Cela fait quelques temps que j’entends parler d’Abdel Hafed Benotman, que les copains me disent de le lire … Je l’ai même croisé brièvement lors de la dernière AG de l’association 813 … Mais voilà, il sort tant de livres, et de bons livres, que je l’avais raté. Oubli réparé grâce à la réédition en poche d’Eboueur sur échafaud. Il était temps. Je passais vraiment à côté d’un auteur remarquable.

 

Dans la famille Bounoura il y a : Benamar, le père, colosse analphabète qui se venge à la maison des humiliations qu’il subit tous les jours au dehors et cogne sur tous ceux qui contestent sa loi ; Nabila, la mère qui ne peut oublier l’Algérie, ne parle quasiment pas français, et sombre peu à peu dans une folie dont la violence s’exerce tour à tour sur ses enfants et sur elle-même ; Nourredine (dit Nono), l’aîné qui voudrait faire du théâtre ; Karima (dite Kim) et Nadia (dite Nadou), les deux filles qui, chacune de son côté, va trouver sa façon d’échapper à la tyrannie et à la violence du père ; et Faraht (dit Fafa, le narrateur), le petit dernier, battu, martyrisé à la maison, moqué au dehors, qui avec ses rares copains va se rebeller, se battre et plonger, peu à peu, dans la délinquance. Tout cela se passe à Paris, fin des années 60, début des années 70. D’après Benamar le tyran, Fafa n’a que deux avenirs possible : éboueur ou sur l’échafaud.

 

Etonnant. Alors que le fond de l’histoire (folie, maltraitance, brutalité sur un enfant, racisme, obscurantisme … et j’en passe) est sinistre, on arrive à sourire et à se laisser emporter par la beauté de la langue, et la vitalité du narrateur. Même si l’auteur ne laisse aucune illusion à son lecteur, c’est bien l’éducation d’un délinquant qui va passer de très nombreuses années en prison, avec la noirceur et la misère que cela implique, qui est ici décrite, on ne peut s’empêcher de … prendre du plaisir à la lecture.

Etonnant vraiment, car malgré la noirceur de l’ensemble c’est bien cela qu’il se passe, on prend du plaisir ! Avant d’être rattrapé par le fond, d’un noir profond. Miracle de la langue, du style … miracle de la littérature pour faire bref.

 

C’est aussi qu’il y a un côté Malaussène dans cette famille Bounoura. Des Malaussène où l’amour et la solidarité auraient été remplacés par la colère, la haine ou la folie.

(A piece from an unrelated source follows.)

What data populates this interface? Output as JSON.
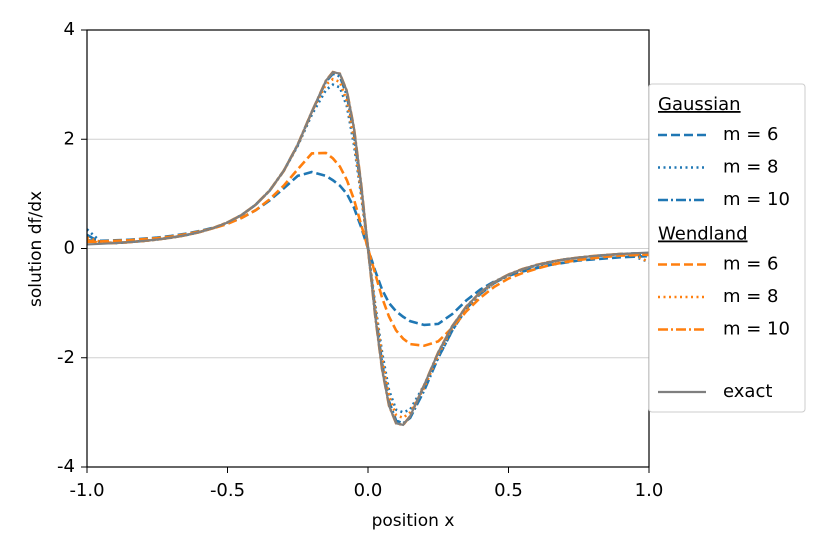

Mais par certains côtés, on retrouve la même chaleur, même si ici elle brûle au lieu de réchauffer. Et puis il y a de magnifiques pages sur l’amitié, la révolte, ou la complicité entre Fafa et Nadou. Il y a surtout une humanité, une énergie flamboyante, une envie de vivre qui emportent tout. Aucune froideur, aucune indifférence.

 

Les copains avaient raison (comme toujours), il fallait que je lise Abdel Hafed Benotman.

 

Abdel Hafed Benotman / Eboueur sur échafaud, Rivages Noir (2009).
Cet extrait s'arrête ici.